It’s dirty, but people who offer quarter in a gunfight typically don’t make good gunfighters.
I holster the pistol but sense new movement on the staircase now, which is why I’ve kept my machine pistol aimed there. As soon as I see a rifle and a man holding it, I fire a long burst. The sentry falls forward and rolls down the stairs, and I leap over his sliding body to begin my ascent.
Angling my B&T high and leaning out to cut the corners quicker than if I just kept running up the middle of the stairs, I catch the side of a descending man’s head in my sights before he sees me. I fire four rounds at him, and down he goes, ass over teakettle, his weapon clanking along with the thuds and slaps of his body as he tumbles down the stairs. I round the landing below the ground floor and vault this guy like I did the one below.
Keep coming, assholes. I can do this all day.
I hear a volley of impossibly loud gunfire above me, and the plaster on the wall inches to my right is chewed into dust by pistol rounds, and this tells me I probably can’t do this all day. I dive flat on the steps and return fire, almost blindly, nearly emptying my magazine, and then I roll tight against the wall, my head facing up as I reload.
Two men look over the side one story up, whipping short-barreled rifles down at me as they do so.
I slam the magazine in and rake them with outgoing fire, dumping two dozen rounds onto their position above. One man gets a single shot off before he flies back out of the view, and the second sentry spins away and falls onto the stairs above an instant later.
I’m up and moving again, bursting through the door on the ground floor, where I catch one man kneeling down, getting into a fighting position. He obviously heard the battle in the stairwell and wanted to be prepared in case I made it out of there.
I made it out of there, and he’s not prepared, so I fire the last six rounds from the B&T at him, killing him where he lies, and then I drop the empty gun on its sling and pull my Glock again.
The house is dark, but I see a door open slowly on my right. I spin my weapon towards the movement, take up the give in the trigger safety on my weapon, then see the face of a middle-aged woman looking out at me. She isn’t holding a weapon, so I keep going, but as I near her position, I shout, “Close your door!”
My ears are ringing from the gunfight in the stairwell, so if she says anything to me, I don’t hear it. But at least she shuts the door.
I attempt a mental head count while I run. There were twelve security on the property when I came in; I knifed the dude upstairs, took down four in the stairwell, and another here.
Six left. Shit.
I open a door to find a bathroom with no window large enough to escape from. As I turn out of the space, I realize that I have not accounted for all the threats.
It’s not just six sentries. It’s also the dogs. Can’t forget about the two—
I face the room again and see a massive black form flying through the air in the darkness right at me. One of the Belgian Malinois slams my pistol against my chest as he knocks me against the wall. We both fall to the floor, and his crazed teeth snatch my right hand. The hand is wearing a Kevlar-lined glove with the trigger finger cut out, so he doesn’t rip it off immediately.

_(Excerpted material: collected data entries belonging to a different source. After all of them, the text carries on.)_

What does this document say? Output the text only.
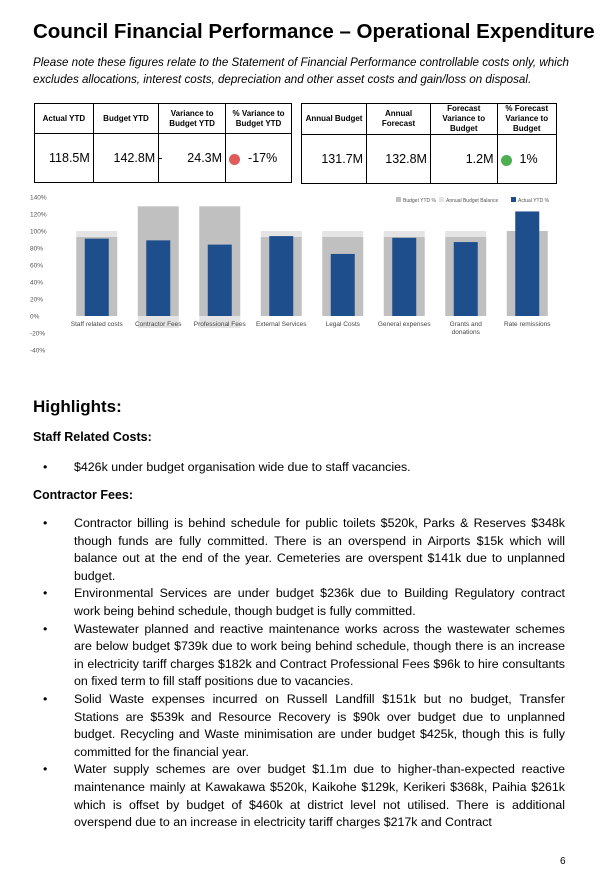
Council Financial Performance – Operational Expenditure
Please note these figures relate to the Statement of Financial Performance controllable costs only, which excludes allocations, interest costs, depreciation and other asset costs and gain/loss on disposal.
Actual YTD	Budget YTD	Variance to Budget YTD	% Variance to Budget YTD

118.5M	142.8M	- 24.3M	-17%
Annual Budget	Annual Forecast	Forecast Variance to Budget	% Forecast Variance to Budget

131.7M	132.8M	1.2M	1%
140%
120%
100%
80%
60%
40%
20%
0%
-20%
-40%
Staff related costs Contractor Fees Professional Fees External Services	Legal Costs	General expenses	Grants and
donations
Rate remissions
Budget YTD % Annual Budget Balance	Actual YTD %
Highlights:
Staff Related Costs:
• $426k under budget organisation wide due to staff vacancies.
Contractor Fees:
• Contractor billing is behind schedule for public toilets $520k, Parks & Reserves $348k though funds are fully committed. There is an overspend in Airports $15k which will balance out at the end of the year. Cemeteries are overspent $141k due to unplanned budget.
• Environmental Services are under budget $236k due to Building Regulatory contract work being behind schedule, though budget is fully committed.
• Wastewater planned and reactive maintenance works across the wastewater schemes are below budget $739k due to work being behind schedule, though there is an increase in electricity tariff charges $182k and Contract Professional Fees $96k to hire consultants on fixed term to fill staff positions due to vacancies.
• Solid Waste expenses incurred on Russell Landfill $151k but no budget, Transfer Stations are $539k and Resource Recovery is $90k over budget due to unplanned budget. Recycling and Waste minimisation are under budget $425k, though this is fully committed for the financial year.
• Water supply schemes are over budget $1.1m due to higher-than-expected reactive maintenance mainly at Kawakawa $520k, Kaikohe $129k, Kerikeri $368k, Paihia $261k which is offset by budget of $460k at district level not utilised. There is additional overspend due to an increase in electricity tariff charges $217k and Contract
6
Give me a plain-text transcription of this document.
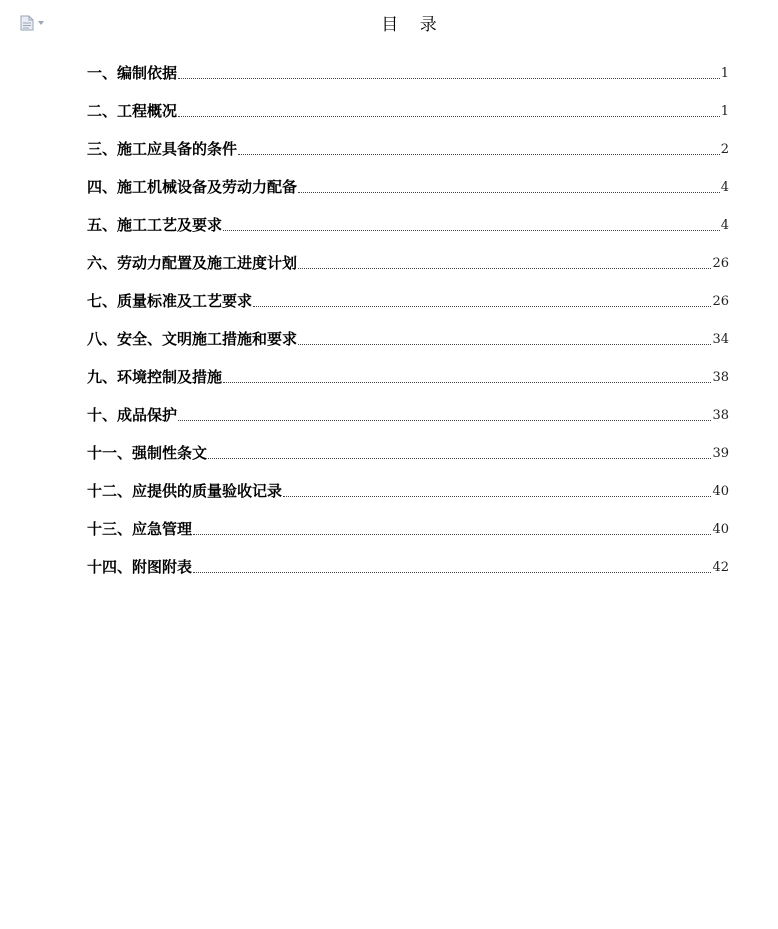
目    录
一、编制依据	1
二、工程概况	1
三、施工应具备的条件	2
四、施工机械设备及劳动力配备	4
五、施工工艺及要求	4
六、劳动力配置及施工进度计划	26
七、质量标准及工艺要求	26
八、安全、文明施工措施和要求	34
九、环境控制及措施	38
十、成品保护	38
十一、强制性条文	39
十二、应提供的质量验收记录	40
十三、应急管理	40
十四、附图附表	42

Still, I know that with a simple shake or two he can snap my wrist.
With my left hand I punch the dog hard in the snout, and he lets go and recoils an instant, but I’d broken this hand a couple months back, and the pain from the punch prevents me from driving it harder into the canine’s face.
The dog recovers quickly, then charges at me again.
He leaps, I duck, the eighty-pound animal flies into the bathroom, and I spin around and grab the door latch, yanking it closed in his snarling face.
Hefting my pistol, I stagger a few feet; the damn dog knocked the wind out of me, but soon I’m heading off again.
I don’t shoot dogs. Ever. Still, my Glock is up, and I’m muttering to myself as if I’m talking to the barking dog in the bathroom. “Where’s your buddy? Where’s your buddy?”
I hear continuous voices in the earpiece, and I really wish I spoke Serbo-Croatian, because I could use some clarity on where the other halfdozen assholes are right now. I make my way into the kitchen, scanning for threats as I advance, then pass a stairway on my right. Looking up with my pistol trained, I see two men rush past up there, but neither looks down in my direction, probably because they don’t have night vision.
I don’t fire; I continue through the kitchen towards a door, and then, through my ringing ears, I hear a sound behind me in the large living area I’ve just passed.
Paws beating on hardwood, getting louder and louder.
The other dog is running me down from behind.
“Shit!” Fresh panic wells in me, and I know I have to make it outside, because I don’t shoot dogs.
I run as fast as I can, desperate to get out before the black monster rips me apart, but when I put my hand on the latch and pull, nothing happens.
I see two deadbolt locks, and both are engaged.
Behind me the beast keeps running; it snarls frantically as it races across the kitchen tile.
I’m in trouble, serious trouble, but I don’t shoot dogs.